Will viewer fatigue ruin Warriors-Cavaliers Part 4?
The only difference this season was that they tricked people into thinking they weren't fated to meet again.
The Golden State Warriors and Cleveland Cavaliers will meet in the NBA Finals for a fourth straight season. Both teams played too much rope-a-dope and nearly lost in the conference finals, but the marquee squads will battle once again to decide a champion - exactly as everyone expected at the outset of the season.
The league's biggest stars facing one another in The Finals should be a dream matchup, but will viewer fatigue ruin the fourth installment of this lopsided rivalry?
History remembers stars and rivalries
The NBA is remembered in eras defined by great players on great teams making repeated trips to The Finals, and this is no different.
The '80s featured Magic Johnson's Los Angeles Lakers and Larry Bird's Boston Celtics combining for 13 Finals appearances. The NBA was never more popular than when Michael Jordan won six championships in the '90s. That run was followed by Kobe Bryant and Tim Duncan winning 10 of the next 14 titles, which ushered in the modern age of basketball and LeBron James' eight straight Finals appearances.
Warriors-Cavaliers IV might be tiring in the moment, but we'll remember this modern era for the way greatness prevailed. The Warriors made The Finals because they married a glitzy style of team basketball with an unparalleled collection of talent for quite possibly the best team ever. The Cavaliers have been willed to a chance at the title by perhaps the greatest player of all time in James, who defies age as he continues to reach new heights. In retrospect, it will look like the stuff of legends.
And for all of the hand-wringing, viewership for the first three iterations has been strong. Those Finals broadcasts drew 11.3 million, 11.4 million, and 11.6 million respectively - the NBA's highest ratings since 2001. The league would be thrilled to continue that streak.
We've seen this before
The problem isn't necessarily repeating the matchup - the problem is the totally predictable result.
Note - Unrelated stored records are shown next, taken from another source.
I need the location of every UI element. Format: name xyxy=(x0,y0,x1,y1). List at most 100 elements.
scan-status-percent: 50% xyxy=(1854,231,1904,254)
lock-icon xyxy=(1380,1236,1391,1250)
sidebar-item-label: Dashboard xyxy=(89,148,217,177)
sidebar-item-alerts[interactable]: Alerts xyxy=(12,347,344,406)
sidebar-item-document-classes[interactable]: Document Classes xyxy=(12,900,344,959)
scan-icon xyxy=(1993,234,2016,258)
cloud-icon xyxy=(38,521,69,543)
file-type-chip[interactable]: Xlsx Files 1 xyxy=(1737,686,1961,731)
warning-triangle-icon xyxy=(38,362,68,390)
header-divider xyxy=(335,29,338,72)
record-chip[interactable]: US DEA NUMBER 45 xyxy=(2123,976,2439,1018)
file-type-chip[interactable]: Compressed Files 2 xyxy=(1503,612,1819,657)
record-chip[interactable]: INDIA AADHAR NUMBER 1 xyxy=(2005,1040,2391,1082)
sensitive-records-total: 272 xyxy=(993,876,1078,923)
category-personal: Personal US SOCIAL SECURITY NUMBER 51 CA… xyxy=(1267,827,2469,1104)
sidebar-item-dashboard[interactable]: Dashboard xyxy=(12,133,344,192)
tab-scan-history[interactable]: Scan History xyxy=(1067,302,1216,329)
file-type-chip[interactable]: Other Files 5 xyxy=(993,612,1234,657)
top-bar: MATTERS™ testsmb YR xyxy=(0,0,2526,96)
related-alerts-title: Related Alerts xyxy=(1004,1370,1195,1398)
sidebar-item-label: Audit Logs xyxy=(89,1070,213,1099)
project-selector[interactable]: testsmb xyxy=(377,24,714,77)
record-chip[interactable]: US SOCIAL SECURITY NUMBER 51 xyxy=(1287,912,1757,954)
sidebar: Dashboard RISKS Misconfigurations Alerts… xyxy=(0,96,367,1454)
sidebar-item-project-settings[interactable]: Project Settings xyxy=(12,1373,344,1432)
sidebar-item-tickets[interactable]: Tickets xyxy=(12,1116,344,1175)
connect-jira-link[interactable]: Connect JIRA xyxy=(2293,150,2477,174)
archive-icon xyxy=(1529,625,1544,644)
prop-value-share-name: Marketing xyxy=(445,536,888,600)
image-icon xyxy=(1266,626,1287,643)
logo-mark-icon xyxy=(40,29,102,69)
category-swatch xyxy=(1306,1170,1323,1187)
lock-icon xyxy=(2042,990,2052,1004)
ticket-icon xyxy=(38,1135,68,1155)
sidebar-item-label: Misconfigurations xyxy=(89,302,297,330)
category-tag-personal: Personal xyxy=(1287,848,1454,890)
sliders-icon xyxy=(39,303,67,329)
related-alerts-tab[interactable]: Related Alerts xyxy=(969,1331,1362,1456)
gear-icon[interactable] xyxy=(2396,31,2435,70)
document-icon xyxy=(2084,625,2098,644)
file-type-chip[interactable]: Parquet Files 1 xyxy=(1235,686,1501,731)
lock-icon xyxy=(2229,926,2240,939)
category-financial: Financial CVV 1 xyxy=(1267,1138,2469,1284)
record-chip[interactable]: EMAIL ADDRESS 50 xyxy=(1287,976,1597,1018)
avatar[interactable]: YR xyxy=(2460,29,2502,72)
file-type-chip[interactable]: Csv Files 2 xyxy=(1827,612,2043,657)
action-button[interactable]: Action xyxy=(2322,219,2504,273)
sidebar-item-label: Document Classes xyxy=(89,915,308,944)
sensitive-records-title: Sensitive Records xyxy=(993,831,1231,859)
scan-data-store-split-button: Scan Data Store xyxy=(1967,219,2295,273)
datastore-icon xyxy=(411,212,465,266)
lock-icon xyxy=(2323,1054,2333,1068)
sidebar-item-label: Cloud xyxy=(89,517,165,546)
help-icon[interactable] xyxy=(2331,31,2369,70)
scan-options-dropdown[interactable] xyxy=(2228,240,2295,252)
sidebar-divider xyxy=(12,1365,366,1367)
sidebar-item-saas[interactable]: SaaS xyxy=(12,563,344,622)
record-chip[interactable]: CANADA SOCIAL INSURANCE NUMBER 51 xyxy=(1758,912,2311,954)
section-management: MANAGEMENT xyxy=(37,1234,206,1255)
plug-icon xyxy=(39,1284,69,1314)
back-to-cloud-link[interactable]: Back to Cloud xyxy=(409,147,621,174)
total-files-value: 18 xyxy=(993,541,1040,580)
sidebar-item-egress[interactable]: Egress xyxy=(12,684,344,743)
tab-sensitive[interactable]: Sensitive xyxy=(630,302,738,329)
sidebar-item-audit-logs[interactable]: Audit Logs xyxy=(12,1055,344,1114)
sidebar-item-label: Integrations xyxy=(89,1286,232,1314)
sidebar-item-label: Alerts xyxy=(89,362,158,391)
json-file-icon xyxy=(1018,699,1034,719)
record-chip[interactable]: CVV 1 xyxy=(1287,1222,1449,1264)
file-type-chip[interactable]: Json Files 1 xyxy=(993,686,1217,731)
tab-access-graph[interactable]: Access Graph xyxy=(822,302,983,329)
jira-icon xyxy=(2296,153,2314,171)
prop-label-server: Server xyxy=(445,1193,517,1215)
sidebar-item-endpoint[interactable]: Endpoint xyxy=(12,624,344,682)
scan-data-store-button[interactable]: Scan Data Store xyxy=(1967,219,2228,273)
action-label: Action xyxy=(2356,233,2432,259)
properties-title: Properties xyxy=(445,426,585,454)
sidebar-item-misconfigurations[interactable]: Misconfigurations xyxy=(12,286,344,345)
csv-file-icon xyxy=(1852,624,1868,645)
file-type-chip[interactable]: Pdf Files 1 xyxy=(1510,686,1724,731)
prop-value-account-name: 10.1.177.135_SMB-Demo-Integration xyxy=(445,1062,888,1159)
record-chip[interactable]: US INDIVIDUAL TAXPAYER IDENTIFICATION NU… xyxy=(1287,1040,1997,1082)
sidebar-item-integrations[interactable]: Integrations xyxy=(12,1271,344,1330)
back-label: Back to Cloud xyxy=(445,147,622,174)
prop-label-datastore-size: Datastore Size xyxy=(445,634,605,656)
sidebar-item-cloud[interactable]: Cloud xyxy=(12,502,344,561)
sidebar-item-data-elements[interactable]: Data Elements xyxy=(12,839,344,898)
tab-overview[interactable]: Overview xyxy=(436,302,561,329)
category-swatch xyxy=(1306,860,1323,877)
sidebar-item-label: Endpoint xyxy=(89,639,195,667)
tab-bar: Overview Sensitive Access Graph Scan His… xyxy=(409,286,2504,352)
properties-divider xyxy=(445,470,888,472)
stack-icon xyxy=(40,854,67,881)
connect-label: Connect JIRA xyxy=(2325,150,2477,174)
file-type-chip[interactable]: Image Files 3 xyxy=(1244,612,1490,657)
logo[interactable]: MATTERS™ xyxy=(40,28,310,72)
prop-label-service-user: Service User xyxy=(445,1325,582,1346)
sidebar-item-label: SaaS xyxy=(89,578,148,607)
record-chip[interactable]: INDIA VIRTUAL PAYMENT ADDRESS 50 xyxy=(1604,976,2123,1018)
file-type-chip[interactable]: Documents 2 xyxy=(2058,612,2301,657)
Golden State opened as a 12-point favorite in Game 1, and was given 1-10 odds to win its third title in four years. The Warriors didn't exactly look convincing against the Rockets in the conference finals, but they're now up against the worst Cavaliers team since 2015.
Warriors owner Joe Lacob - who once proclaimed his team was "light-years ahead" - even admitted to Anthony Slater of The Athletic that he was "tired of Cleveland" after surviving Game 7 against the Rockets. The Warriors are almost guaranteed to win, and yet Lacob wanted a new challenge.
It took a miraculous confluence of circumstances for the Cavaliers to erase a 3-1 deficit in 2016. Outside of that, the Warriors have simply been overwhelming. The 2015 Finals only lasted six games because the Warriors had yet to stumble upon their unparalleled "Death Lineup" look (although the Cavaliers were undercut by injuries), while the 2017 edition would have been a sweep if the Cavaliers hadn't broken a playoff record with 24 threes in Game 4.
The gap has only widened since the Cavaliers turned Kyrie Irving into Lakers castoffs Larry Nance Jr. and Jordan Clarkson. James is better than ever, but even the shorthanded Celtics and the overmatched Pacers took three games out of him. Golden State should make short work of the King yet again, and there just isn't the same appetite for a third beatdown.